NEW YORK (TheStreet) -- Shares of Nabors Industries (NBR) are plunging, down 4.71% to $10.02 in afternoon trading Friday, as oil prices continue to decline to their lowest since May 2009 on concerns over a global supply glut and weak demand, CNBC reports.
U.S. WTI crude closed down $2.14 at $57.81 per barrel, the lowest since May 2009, for a total loss of 11% this week, CNBC added.
Brent crude was slipping, down 2.45% to $62.12 per barrel this afternoon, after hitting a low of $61.35 a barrel -- the lowest since July 22, 2009.
Earlier this week, the U.S. Energy Information Administration lowered its forecast for international oil consumption in 2015 to 92.32 million barrels a day, lower than its previous estimate of 92.5 million barrels a day.
The International Energy Agency also said oil prices would likely come under further pressure, lowering its outlook for demand growth in 2015 and predicting that non-OPEC output gains would increase global supplies, according to CNBC.
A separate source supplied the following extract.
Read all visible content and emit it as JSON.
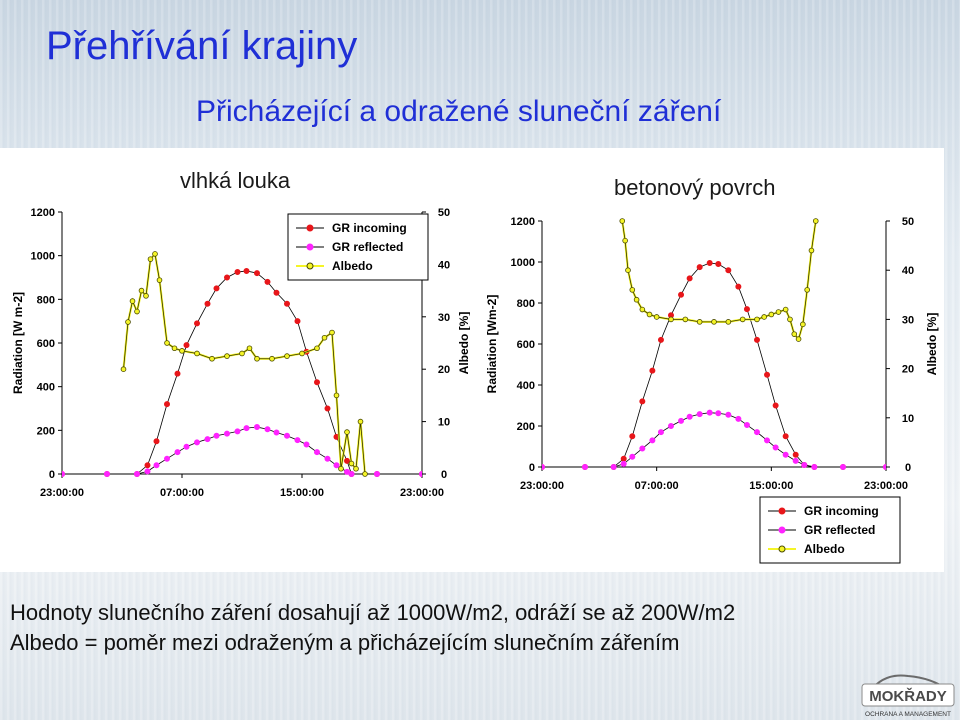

Separately, TheStreet Ratings team rates NABORS INDUSTRIES LTD as a Hold with a ratings score of C+. TheStreet Ratings Team has this to say about their recommendation:
"We rate NABORS INDUSTRIES LTD (NBR) a HOLD. The primary factors that have impacted our rating are mixed, some indicating strength, some showing weaknesses, with little evidence to justify the expectation of either a positive or negative performance for this stock relative to most other stocks. The company's strengths can be seen in multiple areas, such as its revenue growth, compelling growth in net income and attractive valuation levels. However, as a counter to these strengths, we also find weaknesses including a generally disappointing performance in the stock itself and poor profit margins."